GOFAI stands for "Good Old-Fashioned Artificial Intelligence". It's a classical symbolic approach to AI that views the brain as a machine for processing symbols. GOFAI is also known as "symbolicism" because it attempts to describe intelligence in symbolic terms. GOFAI was born out of the Dartmouth conference in 1956. It was characterized by a nearly exclusive focus on symbolic reasoning and logic. The fundamental underlying issue with GOFAI is the relative cost of optimization power.
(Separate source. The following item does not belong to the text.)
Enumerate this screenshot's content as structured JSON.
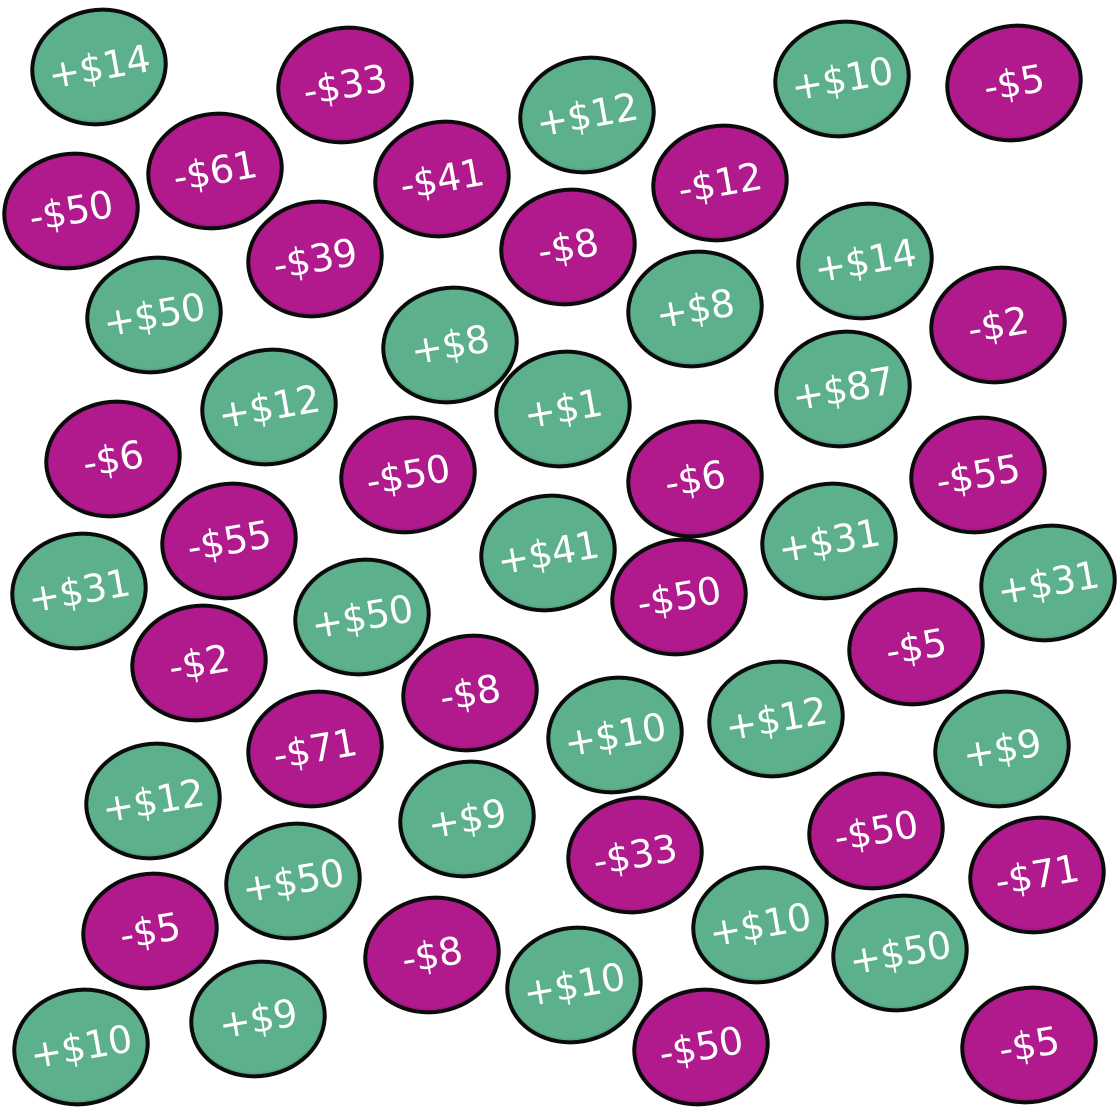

GOFAI is different from other approaches to AI, such as neural networks, situated robotics, narrow symbolic AI, or neuro-symbolic AI.

Symbolic Artificial Intelligence provides a powerful framework for knowledge representation, logical reasoning, and problem-solving. While it has its limitations, Symbolic AI has contributed significantly to fields such as expert systems, natural language processing, and automated reasoning. By combining symbolic approaches with other AI techniques, such as machine learning, researchers aim to create more comprehensive and robust AI systems that can handle the complexity and uncertainty of real-world problems.